CORNISH: I notice you called her Mother Rosanell. Is that something other people used as well? Is that symbolic of her role in North Carolina?

BARBER: One of the highest honors in the black community is to be called a mother of the church or a mother of the community, a matriarch, if you will - Mother Harriet Tubman, Mother Fannie Lou Hamer. It is a term not only of endearment but of empowerment. It says to that person, we respect you as we would our own mothers.

CORNISH: How do you think she will be remembered? What do you think her legacy will be?

BARBER: I think that she will be remembered as one who had a commitment to justice for all people. I think she will be remembered as someone who in her 90s refused to give in, refused to sit back and just hand the baton off to other people. I think she will be remembered as one who taught us - in one of her favorite statements, she said, I'm fed up, and I'm fired up.

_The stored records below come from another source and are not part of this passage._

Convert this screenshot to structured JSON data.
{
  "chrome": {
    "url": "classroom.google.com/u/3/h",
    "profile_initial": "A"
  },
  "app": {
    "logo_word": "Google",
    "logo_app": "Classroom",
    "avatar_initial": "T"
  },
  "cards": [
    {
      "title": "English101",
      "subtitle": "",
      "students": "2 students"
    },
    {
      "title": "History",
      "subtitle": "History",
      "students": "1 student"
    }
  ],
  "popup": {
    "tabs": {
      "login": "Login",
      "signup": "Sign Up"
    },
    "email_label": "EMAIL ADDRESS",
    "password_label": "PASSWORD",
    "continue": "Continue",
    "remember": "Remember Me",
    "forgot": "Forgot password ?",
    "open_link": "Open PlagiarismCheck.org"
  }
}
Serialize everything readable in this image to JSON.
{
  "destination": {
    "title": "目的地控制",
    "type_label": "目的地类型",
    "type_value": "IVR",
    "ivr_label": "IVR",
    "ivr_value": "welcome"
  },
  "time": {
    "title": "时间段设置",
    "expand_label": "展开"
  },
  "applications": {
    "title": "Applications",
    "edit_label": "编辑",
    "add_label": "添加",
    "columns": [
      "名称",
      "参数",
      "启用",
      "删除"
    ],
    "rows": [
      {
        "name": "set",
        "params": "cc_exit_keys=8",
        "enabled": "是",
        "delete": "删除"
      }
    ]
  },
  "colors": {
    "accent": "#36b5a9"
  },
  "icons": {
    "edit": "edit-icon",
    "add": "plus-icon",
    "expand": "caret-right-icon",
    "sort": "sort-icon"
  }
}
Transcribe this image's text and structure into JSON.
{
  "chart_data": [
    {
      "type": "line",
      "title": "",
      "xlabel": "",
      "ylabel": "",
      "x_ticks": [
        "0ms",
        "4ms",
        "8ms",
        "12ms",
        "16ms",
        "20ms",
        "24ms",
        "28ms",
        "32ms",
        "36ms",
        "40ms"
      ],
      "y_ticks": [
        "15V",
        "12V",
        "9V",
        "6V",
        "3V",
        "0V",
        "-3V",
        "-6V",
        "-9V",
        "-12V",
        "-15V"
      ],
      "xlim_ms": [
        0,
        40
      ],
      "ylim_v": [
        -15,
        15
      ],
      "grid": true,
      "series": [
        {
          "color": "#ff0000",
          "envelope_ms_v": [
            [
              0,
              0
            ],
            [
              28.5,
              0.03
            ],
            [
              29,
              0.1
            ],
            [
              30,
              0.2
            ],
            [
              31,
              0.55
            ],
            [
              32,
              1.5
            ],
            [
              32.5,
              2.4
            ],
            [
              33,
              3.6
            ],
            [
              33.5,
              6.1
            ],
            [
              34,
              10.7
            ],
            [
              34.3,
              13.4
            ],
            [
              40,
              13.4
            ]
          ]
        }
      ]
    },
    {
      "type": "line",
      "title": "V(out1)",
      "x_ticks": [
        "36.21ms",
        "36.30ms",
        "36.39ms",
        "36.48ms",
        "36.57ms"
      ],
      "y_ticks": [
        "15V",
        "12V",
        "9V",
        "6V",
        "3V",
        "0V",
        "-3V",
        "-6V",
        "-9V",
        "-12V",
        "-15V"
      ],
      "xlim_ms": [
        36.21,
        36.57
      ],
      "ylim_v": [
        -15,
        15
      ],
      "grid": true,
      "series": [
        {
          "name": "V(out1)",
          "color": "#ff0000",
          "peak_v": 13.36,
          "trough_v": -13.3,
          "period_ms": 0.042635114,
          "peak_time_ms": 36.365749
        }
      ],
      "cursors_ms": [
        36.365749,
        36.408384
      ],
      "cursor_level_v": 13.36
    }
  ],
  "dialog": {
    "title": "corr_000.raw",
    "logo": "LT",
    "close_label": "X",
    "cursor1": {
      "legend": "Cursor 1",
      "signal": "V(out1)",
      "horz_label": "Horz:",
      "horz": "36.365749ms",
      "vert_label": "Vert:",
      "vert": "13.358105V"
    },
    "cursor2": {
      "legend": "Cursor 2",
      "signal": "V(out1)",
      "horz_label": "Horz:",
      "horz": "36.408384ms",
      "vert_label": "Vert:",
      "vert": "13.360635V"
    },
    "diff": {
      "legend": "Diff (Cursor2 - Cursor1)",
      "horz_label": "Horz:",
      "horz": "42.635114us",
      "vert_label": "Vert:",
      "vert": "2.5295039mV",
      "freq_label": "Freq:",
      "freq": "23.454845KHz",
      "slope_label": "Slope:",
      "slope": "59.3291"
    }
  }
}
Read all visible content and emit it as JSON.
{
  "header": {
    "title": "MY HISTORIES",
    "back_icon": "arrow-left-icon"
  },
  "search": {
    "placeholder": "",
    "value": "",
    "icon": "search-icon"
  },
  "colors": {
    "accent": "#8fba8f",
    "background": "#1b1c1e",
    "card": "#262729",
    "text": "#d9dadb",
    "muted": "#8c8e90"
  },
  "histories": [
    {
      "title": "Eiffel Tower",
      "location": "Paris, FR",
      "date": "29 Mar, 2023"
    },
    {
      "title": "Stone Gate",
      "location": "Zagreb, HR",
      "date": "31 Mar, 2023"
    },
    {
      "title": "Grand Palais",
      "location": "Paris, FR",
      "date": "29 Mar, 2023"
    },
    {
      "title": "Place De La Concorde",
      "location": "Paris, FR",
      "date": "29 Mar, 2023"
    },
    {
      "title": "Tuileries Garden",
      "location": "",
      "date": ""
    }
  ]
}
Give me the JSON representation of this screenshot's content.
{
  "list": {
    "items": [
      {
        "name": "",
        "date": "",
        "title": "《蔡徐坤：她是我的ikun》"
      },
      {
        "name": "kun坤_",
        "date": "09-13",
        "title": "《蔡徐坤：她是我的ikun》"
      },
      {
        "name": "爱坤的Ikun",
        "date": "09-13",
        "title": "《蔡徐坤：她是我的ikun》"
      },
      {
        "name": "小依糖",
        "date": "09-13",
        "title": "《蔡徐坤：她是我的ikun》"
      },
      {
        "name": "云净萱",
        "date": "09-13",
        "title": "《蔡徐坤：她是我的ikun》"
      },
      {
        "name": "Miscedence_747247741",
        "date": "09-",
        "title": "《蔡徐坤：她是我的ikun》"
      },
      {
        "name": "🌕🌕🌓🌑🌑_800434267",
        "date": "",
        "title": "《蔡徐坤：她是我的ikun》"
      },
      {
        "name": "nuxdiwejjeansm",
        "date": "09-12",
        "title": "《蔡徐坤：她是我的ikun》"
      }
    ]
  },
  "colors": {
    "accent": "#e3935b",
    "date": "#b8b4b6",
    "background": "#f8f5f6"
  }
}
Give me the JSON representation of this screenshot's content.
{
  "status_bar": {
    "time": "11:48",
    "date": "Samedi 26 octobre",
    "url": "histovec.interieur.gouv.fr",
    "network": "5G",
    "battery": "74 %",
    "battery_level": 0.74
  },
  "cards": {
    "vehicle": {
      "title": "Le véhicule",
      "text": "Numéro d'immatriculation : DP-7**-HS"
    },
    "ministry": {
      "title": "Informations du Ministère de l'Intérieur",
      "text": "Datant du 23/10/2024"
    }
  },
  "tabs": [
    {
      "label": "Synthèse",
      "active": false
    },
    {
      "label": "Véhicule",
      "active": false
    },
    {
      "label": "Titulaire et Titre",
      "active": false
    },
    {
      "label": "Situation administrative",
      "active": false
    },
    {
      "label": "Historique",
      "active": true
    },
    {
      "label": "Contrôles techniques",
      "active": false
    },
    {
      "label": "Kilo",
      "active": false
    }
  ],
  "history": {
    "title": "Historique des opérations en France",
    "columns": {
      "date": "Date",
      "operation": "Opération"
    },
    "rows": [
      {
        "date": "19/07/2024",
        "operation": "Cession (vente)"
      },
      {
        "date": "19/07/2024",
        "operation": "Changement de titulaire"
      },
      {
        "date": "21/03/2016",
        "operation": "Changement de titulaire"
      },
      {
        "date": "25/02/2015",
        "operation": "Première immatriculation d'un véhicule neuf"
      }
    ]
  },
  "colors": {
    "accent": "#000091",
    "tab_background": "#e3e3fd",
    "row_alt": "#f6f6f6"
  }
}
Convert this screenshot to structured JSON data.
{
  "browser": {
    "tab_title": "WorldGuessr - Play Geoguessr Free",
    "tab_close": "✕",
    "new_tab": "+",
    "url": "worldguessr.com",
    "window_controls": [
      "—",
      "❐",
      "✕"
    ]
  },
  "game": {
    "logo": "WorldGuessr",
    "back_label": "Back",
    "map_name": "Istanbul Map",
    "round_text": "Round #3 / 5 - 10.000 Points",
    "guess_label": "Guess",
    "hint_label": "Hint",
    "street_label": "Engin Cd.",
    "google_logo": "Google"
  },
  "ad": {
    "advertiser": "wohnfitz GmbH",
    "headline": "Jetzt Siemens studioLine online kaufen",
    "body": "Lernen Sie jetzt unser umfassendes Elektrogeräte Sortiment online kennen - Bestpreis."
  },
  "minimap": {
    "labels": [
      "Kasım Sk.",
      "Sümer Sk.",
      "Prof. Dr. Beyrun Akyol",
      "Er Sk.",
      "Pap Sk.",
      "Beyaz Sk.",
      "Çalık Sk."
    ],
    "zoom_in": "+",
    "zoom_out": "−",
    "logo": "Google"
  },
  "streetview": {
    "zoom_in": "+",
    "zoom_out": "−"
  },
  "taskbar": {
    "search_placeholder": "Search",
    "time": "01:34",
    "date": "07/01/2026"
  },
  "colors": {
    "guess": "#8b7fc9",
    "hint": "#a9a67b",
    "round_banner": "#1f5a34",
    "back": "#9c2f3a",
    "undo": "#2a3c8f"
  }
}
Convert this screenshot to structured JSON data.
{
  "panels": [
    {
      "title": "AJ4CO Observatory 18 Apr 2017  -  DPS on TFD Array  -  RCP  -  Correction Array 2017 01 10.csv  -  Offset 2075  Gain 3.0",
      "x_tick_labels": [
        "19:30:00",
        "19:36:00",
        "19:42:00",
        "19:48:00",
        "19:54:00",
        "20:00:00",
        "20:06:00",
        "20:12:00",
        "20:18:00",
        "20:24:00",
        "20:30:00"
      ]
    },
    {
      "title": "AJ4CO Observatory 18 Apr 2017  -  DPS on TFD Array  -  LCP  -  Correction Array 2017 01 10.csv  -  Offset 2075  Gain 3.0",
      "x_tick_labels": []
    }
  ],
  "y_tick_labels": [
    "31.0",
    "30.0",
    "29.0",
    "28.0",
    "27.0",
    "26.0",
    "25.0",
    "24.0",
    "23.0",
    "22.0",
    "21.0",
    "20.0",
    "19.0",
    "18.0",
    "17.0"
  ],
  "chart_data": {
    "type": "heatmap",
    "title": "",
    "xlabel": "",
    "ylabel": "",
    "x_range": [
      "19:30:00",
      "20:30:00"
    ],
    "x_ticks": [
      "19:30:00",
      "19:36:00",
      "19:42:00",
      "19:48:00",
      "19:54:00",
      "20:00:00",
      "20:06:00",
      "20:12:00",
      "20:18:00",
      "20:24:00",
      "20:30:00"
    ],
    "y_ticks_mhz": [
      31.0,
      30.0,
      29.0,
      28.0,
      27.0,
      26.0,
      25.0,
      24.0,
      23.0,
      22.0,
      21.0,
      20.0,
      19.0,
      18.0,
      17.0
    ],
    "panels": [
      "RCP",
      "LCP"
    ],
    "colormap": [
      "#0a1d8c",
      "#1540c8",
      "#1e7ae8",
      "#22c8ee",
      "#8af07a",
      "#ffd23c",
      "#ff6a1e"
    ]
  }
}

(SOUNDBITE OF ARCHIVED RECORDING)

EATON: At the age of 92, I am fed up...

(CHEERING)

EATON: ...And fired up.

(CHEERING)

EATON: I said fed up.

BARBER: She taught us that you can't just get fed up with what's going on in a democracy, that you just to work for it. It's hard. And when things are going wrong, it should fire you up. It should make you more willing to engage. And lastly, I think that I will always remember her as a woman of deep integrity who spoke the truth to whoever. We visited Eric Holder in the middle of our case. I remember when Mother Rosanell said to Eric Holder, tell your lawyer don't play with us; we're here to fight. That's the kind of tenacity and love and commitment that she will always be remembered for.

CORNISH: Reverend William Barber - he's remembering Rosanell Eaton, the voting rights activist who died Saturday at age 97. Reverend Barber, thank you for sharing your stories with us.